Vers 1450, le peintre aragonais Blasco de Grañén fixe sur panneau l'un des gestes les plus célébrés de l'hagiographie chrétienne : saint Martin de Tours tranchant son manteau pour en offrir la moitié à un mendiant transi de froid. Cette oeuvre, conservée aujourd'hui au musée national d'Art de Catalogne, illustre avec éclat le style hispano-flamand qui caractérise la production de Grañén, figure majeure de la peinture gothique aragonaise du XVe siècle. Le cheval, central dans la composition, y occupe une place narrative et symbolique déterminante.
Un sujet au carrefour du sacré et du quotidien
La scène représentée appartient à l'épisode fondateur de la légende de Martin de Tours, soldat romain converti au christianisme. Selon le récit hagiographique consigné par Sulpice Sévère au IVe siècle, Martin, encore catéchumène, croise aux portes d'Amiens un mendiant à demi nu dans le froid de l'hiver. Sans hésitation, il divise son manteau militaire à l'aide de son épée et en remet la moitié au malheureux. La nuit suivante, le Christ lui apparaît en songe revêtu de ce même demi-manteau, ce qui détermine sa conversion définitive.
Blasco de Grañén choisit l'instant précis du partage, celui où le geste charitable se suspend entre l'impulsion et l'accomplissement. La figure équestre de Martin constitue le pivot de la composition : monté sur un cheval représenté avec soin, le saint domine la scène de sa hauteur, conférant à l'acte une dimension à la fois aristocratique et spirituelle. Le destrier, attribut du rang militaire, devient ici le témoin privilégié d'une conversion intérieure en cours.
Blasco de Grañén et la peinture gothique aragonaise
Actif à Saragosse dans la première moitié du XVe siècle, Blasco de Grañén est considéré comme l'un des peintres les plus représentatifs de la transition entre le gothique international et les influences flamandes en Aragon. Son atelier, particulièrement productif, réalise de nombreux retables commandés par des institutions religieuses et des donateurs privés de la couronne d'Aragon.
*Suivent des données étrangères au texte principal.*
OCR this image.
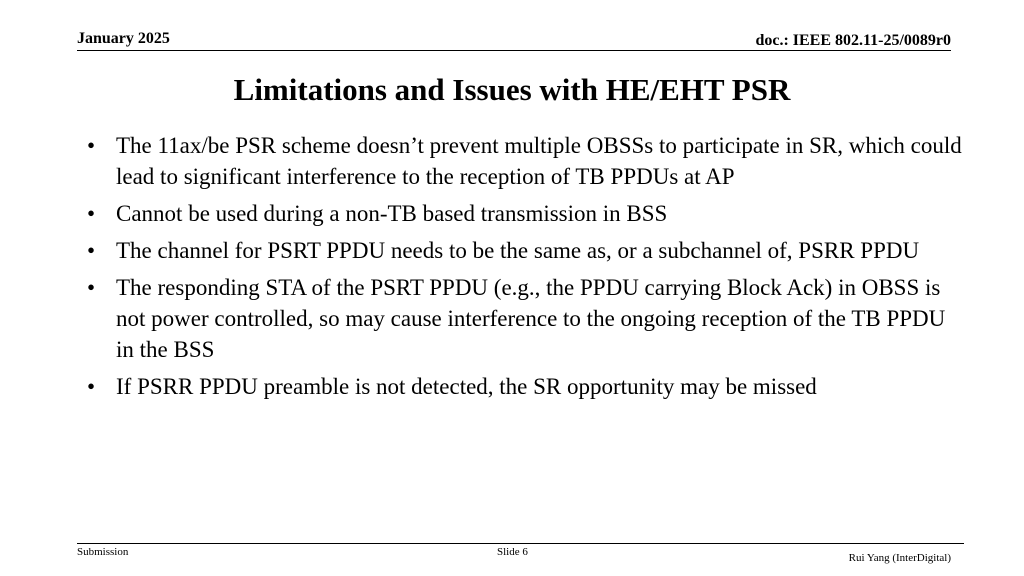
January 2025	doc.: IEEE 802.11-25/0089r0
Limitations and Issues with HE/EHT PSR
• The 11ax/be PSR scheme doesn’t prevent multiple OBSSs to participate in SR, which could lead to significant interference to the reception of TB PPDUs at AP
• Cannot be used during a non-TB based transmission in BSS
• The channel for PSRT PPDU needs to be the same as, or a subchannel of, PSRR PPDU
• The responding STA of the PSRT PPDU (e.g., the PPDU carrying Block Ack) in OBSS is not power controlled, so may cause interference to the ongoing reception of the TB PPDU in the BSS
• If PSRR PPDU preamble is not detected, the SR opportunity may be missed
Submission	Slide 6	Rui Yang (InterDigital)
Son style se reconnaît à la richesse des dorures, à la précision du dessin des figures et à un sens aigu de la narration iconographique. Les fonds dorés typiques du gothique y côtoient des tentatives de spatialisation qui annoncent les recherches de la Renaissance. Dans cette oeuvre, le traitement du cheval témoigne d'une attention particulière portée à l'animal : la musculature, l'attitude et le harnachement sont rendus avec une exactitude qui dépasse la simple convention décorative.
Conservation et patrimoine
Le panneau est aujourd'hui préservé au musée national d'Art de Catalogne, à Barcelone, institution qui détient l'une des collections les plus importantes d'art roman et gothique de la péninsule ibérique. Sa présence dans ce musée s'inscrit dans un ensemble patrimonial qui documente la richesse de la création artistique médiévale en territoire aragonais et catalan.
Pour le lecteur sensible au monde équestre, cette oeuvre offre un témoignage précieux sur la représentation du cheval dans l'art du XVe siècle : monture de chevalier, animal de prestige et, ici, silencieux compagnon d'un acte qui allait traverser les siècles.